“Women” doesn’t include all women, at least according to the media’s latest coverage of abortion.
On May 4, Iowa Governor Kim Reynolds (R) signed into law a ban on abortion if there’s a detectable fetal heartbeat, or around six weeks into pregnancy. Although the law makes exceptions for rape, incest, fetal abnormalities and life of the mother, news sites recognized it as the “most restrictive” abortion ban in America. They also warned of a possible “nightmare for women” – “women” minus those who identify as pro-life.
Though a woman signed the bill, many in the media framed the legislation as an attack on “women.”
In an NBC News op-ed, writer Maureen Shaw concluded that “Women’s lives and health do not matter to Iowa’s Republican legislature or governor.” She called the law’s potential to later overturn Roe v. Wade, the 1973 Supreme Court case that legalized abortion, a “dystopian nightmare for women.”
But who are these “women”?
It wasn’t Gov. Reynolds, who argued, “[I]f death is determined when a heart stops beating, then doesn’t a beating heart indicate life?”
March for Life President Jeanne Mancini didn’t fit the description either, as she applauded Iowa for recognizing “personhood has inherent dignity from the moment of conception.”
Susan B. Anthony List President Marjorie Dannenfelser also doesn’t qualify, as she stands with Gov. Reynolds for “advancing legislation that recognizes the humanity of the unborn child.”
But if by “women” Shaw exclusively meant “writers for online women’s news sites,” she would be correct.
For Refinery29, writer Andrea González-Ramírez covered the “latest attack against a woman’s right to choose” while The Cut senior writer Gabriella Paiella warned the bill “could have seriously adverse repercussions for Iowa women.”
“Basically, if you were planning to move to Iowa in the near future, you might want to reconsider,” added Marie Claire editorial fellow Alex Warner. “Maybe somewhere where your state politicians will actually take women’s rights into consideration?”
This isn’t the first time pro-life women have been excluded from the term “women.” When the Women’s March began in 2016, the organizers made clear that pro-life women weren’t welcome to officially participate – by removing women-led pro-life groups from the partner list.
Like media figures, leaders of abortion organizations also exclude pro-life women when talking about women.
NARAL President Ilyse Hogue called the bill signing a “sad day for women and families in Iowa” in a statement to Refinery29, while Planned Parenthood Executive Vice President Dawn Laguens told Teen Vogue in another statement that “Politicians in Iowa are hell bent on controlling women’s bodies.”
In a May 8 interview with Democracy Now!, former Planned Parenthood President Cecile Richards found herself “shocked” that Gov.
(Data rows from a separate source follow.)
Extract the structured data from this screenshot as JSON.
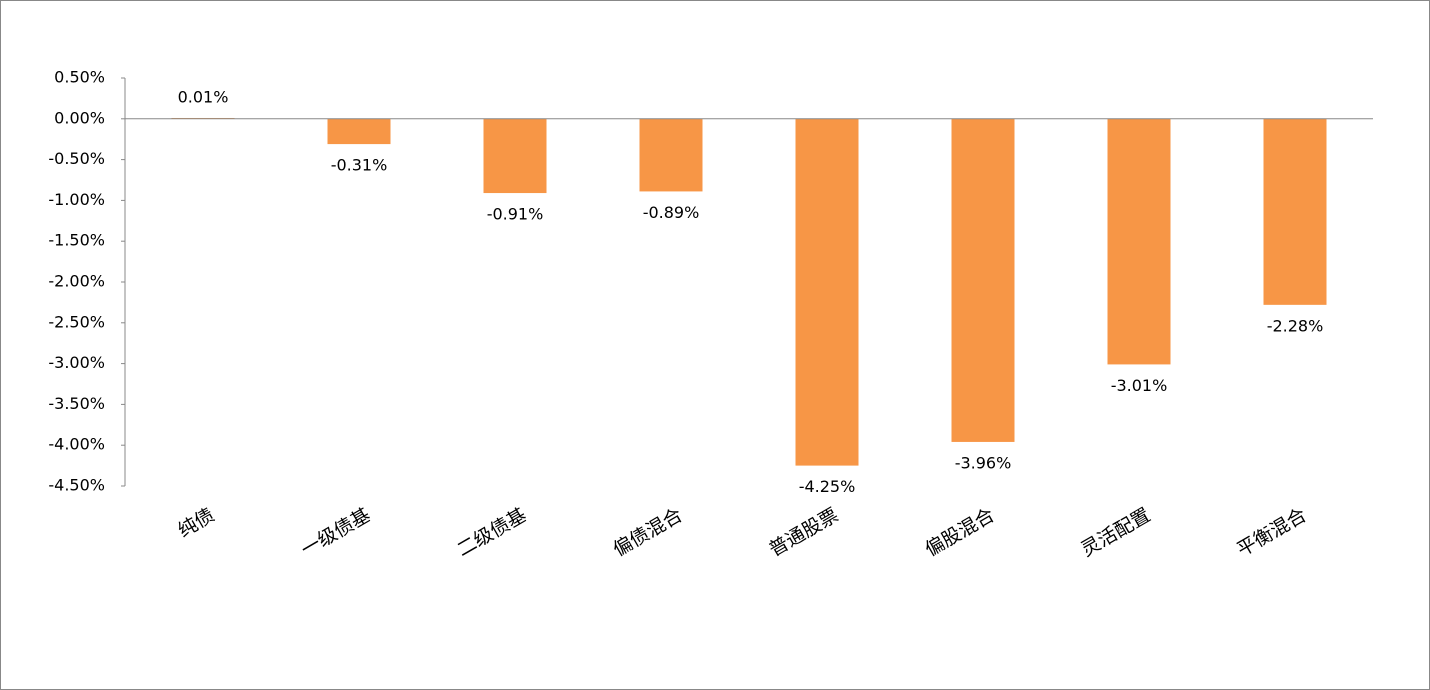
{
  "chart_data": {
    "type": "bar",
    "categories": [
      "纯债",
      "一级债基",
      "二级债基",
      "偏债混合",
      "普通股票",
      "偏股混合",
      "灵活配置",
      "平衡混合"
    ],
    "values": [
      0.01,
      -0.31,
      -0.91,
      -0.89,
      -4.25,
      -3.96,
      -3.01,
      -2.28
    ],
    "value_labels": [
      "0.01%",
      "-0.31%",
      "-0.91%",
      "-0.89%",
      "-4.25%",
      "-3.96%",
      "-3.01%",
      "-2.28%"
    ],
    "color": "#f79646",
    "ylim": [
      -4.5,
      0.5
    ],
    "yticks": [
      {
        "value": 0.5,
        "label": "0.50%"
      },
      {
        "value": 0,
        "label": "0.00%"
      },
      {
        "value": -0.5,
        "label": "-0.50%"
      },
      {
        "value": -1,
        "label": "-1.00%"
      },
      {
        "value": -1.5,
        "label": "-1.50%"
      },
      {
        "value": -2,
        "label": "-2.00%"
      },
      {
        "value": -2.5,
        "label": "-2.50%"
      },
      {
        "value": -3,
        "label": "-3.00%"
      },
      {
        "value": -3.5,
        "label": "-3.50%"
      },
      {
        "value": -4,
        "label": "-4.00%"
      },
      {
        "value": -4.5,
        "label": "-4.50%"
      }
    ],
    "grid": false
  }
}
Reynolds “signed this bill,” and added that “this is going to have an impact this November.”
“That’s why women are turning out in droves,” Richards said, “because they understand that their – their rights, as well as affordable healthcare, are under attack.”
Yes, women’s rights are “under attack.” But not in the way she thinks. If only she and those in the media would take a moment to contemplate that pro-life women champion women’s rights too. It’s just that their definition of “women” includes baby girls in the womb.